En un principio, como casi siempre, las intenciones eran reales, al menos en su imaginación. Se lo debía a Ramona y a su hija. El mismo motivo que le había llevado a buscar un falso estímulo debía ser el que le hiciera apartarse ahora de la sustancia nociva que minaba su salud. Si no por él, debía hacerlo por ellas.
Así lo pensó mientras estaba en la UCI cableado e incapaz. Así lo decidió en los primeros días de su recuperación, cuando empezaba a reconocerse, a ser capaz de dirigir sus pasos, cuando pudo controlar su cuerpo.
Después, todos esos propósitos se diluyeron en un entramado de falsas excusas, de auto engaños, de mentiras que se contaba a sí mismo. Y volvió a caer sin sopesar los riesgos. Sin importarle el mañana ni la gente que dependía de él.
Quiere disfrutar de su momento, sin más. El humo del cigarrillo impregna sus pulmones, atenaza su respiración. Los ojos ausentes columpian la mirada dejando que la sensación de abandono se apodere de él. Algo semejante a un tambor resuena en su pecho. Un ritmo asincrónico que rompe el latido. Andrés no es consciente de lo que está pasando. Algún vago recuerdo acude a la mente enajenada que deja de percibir la realidad para internarse en el limbo oscuro que le envuelve.

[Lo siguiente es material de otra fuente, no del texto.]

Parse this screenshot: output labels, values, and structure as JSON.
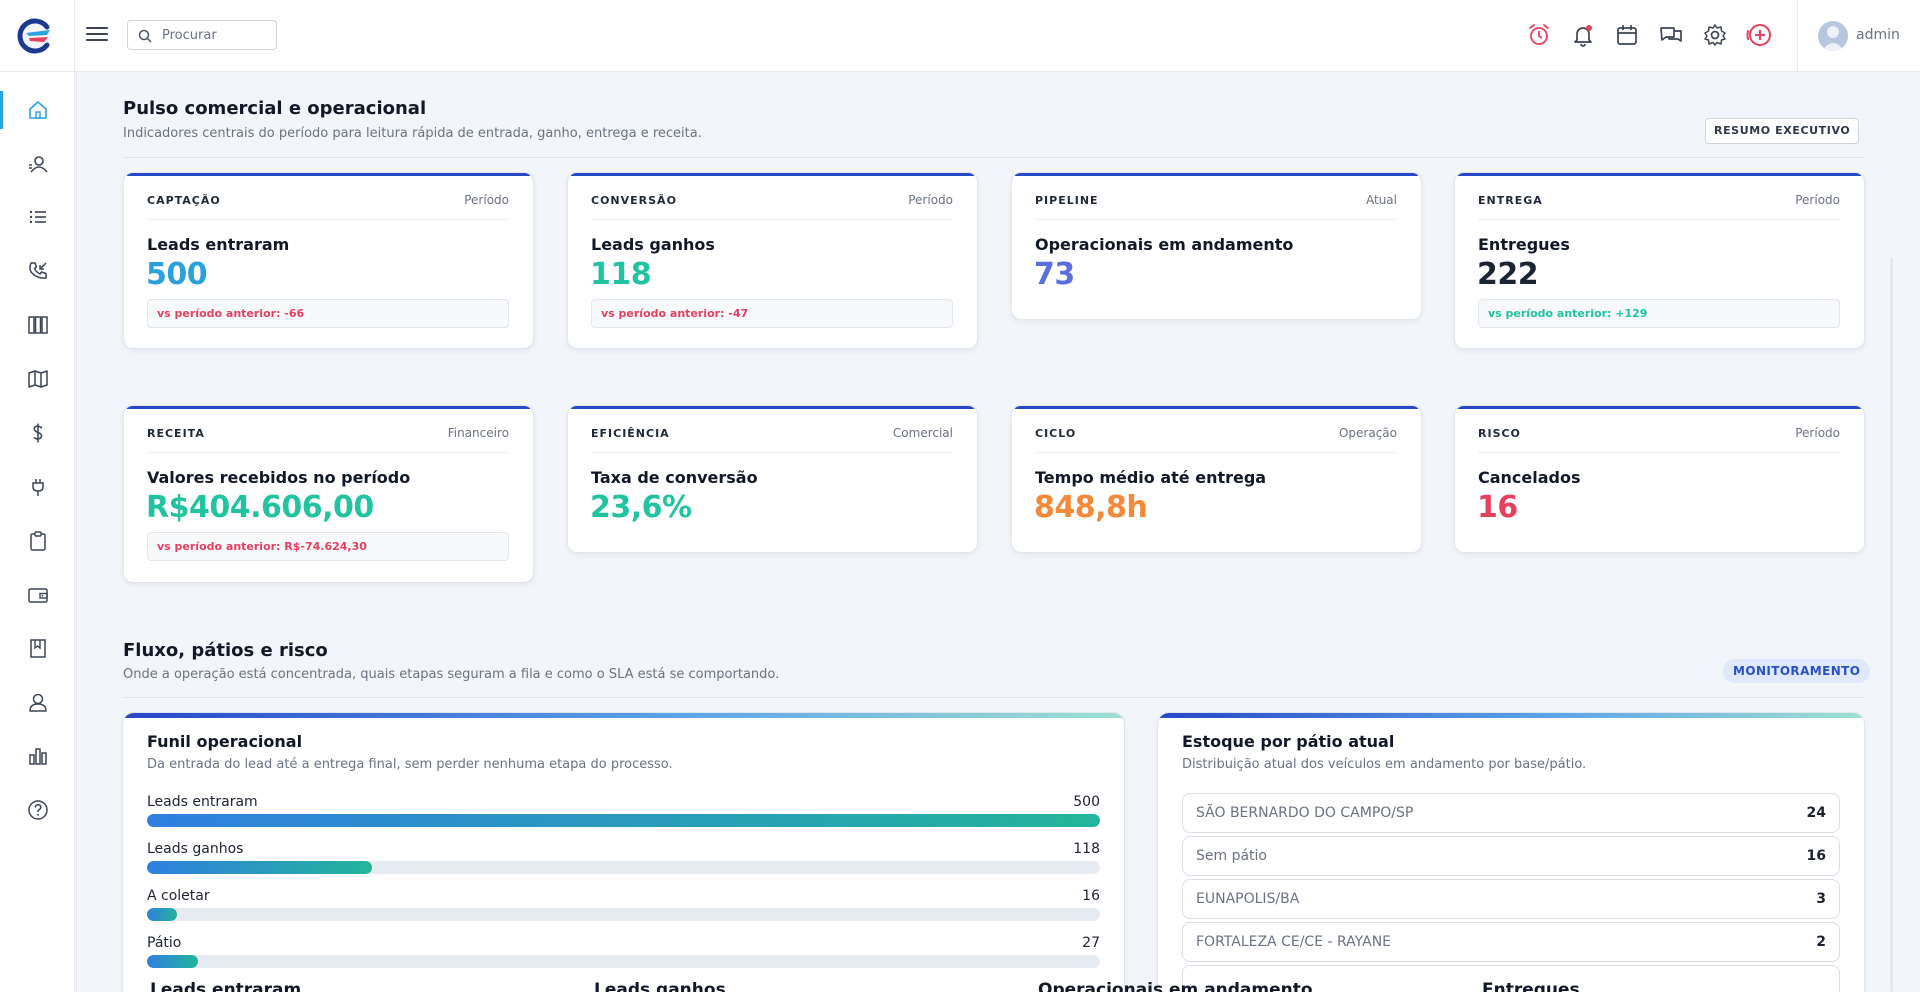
{
  "colors": {
    "accent": "#2748c8",
    "active_nav": "#2aa3e0",
    "negative": "#e5405e",
    "positive": "#1fc3a0",
    "captacao_value": "#2ba1dc",
    "ganhos_value": "#22c3a0",
    "pipeline_value": "#5b6ee0",
    "entregas_value": "#1b2432",
    "ciclo_value": "#f5893a",
    "risco_value": "#e5405e"
  },
  "search": {
    "placeholder": "Procurar"
  },
  "topbar": {
    "icons": [
      "alarm-clock-icon",
      "bell-icon",
      "calendar-icon",
      "chat-icon",
      "gear-icon",
      "add-circle-icon"
    ],
    "user": "admin"
  },
  "sidebar": {
    "items": [
      "home-icon",
      "contacts-icon",
      "list-icon",
      "phone-incoming-icon",
      "columns-icon",
      "map-icon",
      "dollar-icon",
      "plug-icon",
      "clipboard-icon",
      "wallet-icon",
      "bookmark-icon",
      "user-icon",
      "bar-chart-icon",
      "help-icon"
    ]
  },
  "section1": {
    "title": "Pulso comercial e operacional",
    "subtitle": "Indicadores centrais do período para leitura rápida de entrada, ganho, entrega e receita.",
    "badge": "RESUMO EXECUTIVO"
  },
  "kpis": [
    {
      "category": "CAPTAÇÃO",
      "scope": "Período",
      "title": "Leads entraram",
      "value": "500",
      "comparison": "vs período anterior: -66",
      "trend": "negative"
    },
    {
      "category": "CONVERSÃO",
      "scope": "Período",
      "title": "Leads ganhos",
      "value": "118",
      "comparison": "vs período anterior: -47",
      "trend": "negative"
    },
    {
      "category": "PIPELINE",
      "scope": "Atual",
      "title": "Operacionais em andamento",
      "value": "73"
    },
    {
      "category": "ENTREGA",
      "scope": "Período",
      "title": "Entregues",
      "value": "222",
      "comparison": "vs período anterior: +129",
      "trend": "positive"
    },
    {
      "category": "RECEITA",
      "scope": "Financeiro",
      "title": "Valores recebidos no período",
      "value": "R$404.606,00",
      "comparison": "vs período anterior: R$-74.624,30",
      "trend": "negative"
    },
    {
      "category": "EFICIÊNCIA",
      "scope": "Comercial",
      "title": "Taxa de conversão",
      "value": "23,6%"
    },
    {
      "category": "CICLO",
      "scope": "Operação",
      "title": "Tempo médio até entrega",
      "value": "848,8h"
    },
    {
      "category": "RISCO",
      "scope": "Período",
      "title": "Cancelados",
      "value": "16"
    }
  ],
  "section2": {
    "title": "Fluxo, pátios e risco",
    "subtitle": "Onde a operação está concentrada, quais etapas seguram a fila e como o SLA está se comportando.",
    "badge": "MONITORAMENTO"
  },
  "funnel": {
    "title": "Funil operacional",
    "subtitle": "Da entrada do lead até a entrega final, sem perder nenhuma etapa do processo.",
    "max": 500,
    "rows": [
      {
        "label": "Leads entraram",
        "value": 500
      },
      {
        "label": "Leads ganhos",
        "value": 118
      },
      {
        "label": "A coletar",
        "value": 16
      },
      {
        "label": "Pátio",
        "value": 27
      }
    ]
  },
  "yards": {
    "title": "Estoque por pátio atual",
    "subtitle": "Distribuição atual dos veículos em andamento por base/pátio.",
    "rows": [
      {
        "name": "SÃO BERNARDO DO CAMPO/SP",
        "count": "24"
      },
      {
        "name": "Sem pátio",
        "count": "16"
      },
      {
        "name": "EUNAPOLIS/BA",
        "count": "3"
      },
      {
        "name": "FORTALEZA CE/CE - RAYANE",
        "count": "2"
      }
    ]
  },
  "peek": [
    "Leads entraram",
    "Leads ganhos",
    "Operacionais em andamento",
    "Entregues"
  ]
}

Ramona sube los peldaños de las escaleras angostas de dos en dos. Trata de salvar la situación una vez más. Se siente incapaz de encajar un nuevo golpe. Confía en que sus ojos la hayan engañado, que no hayan visto el cuerpo desmadejado de Andrés desplomándose hacia la barandilla.
Cuando está alcanzando el rellano que da acceso a su casa un grito desgarrador, el de su hija, frena en seco su carrera.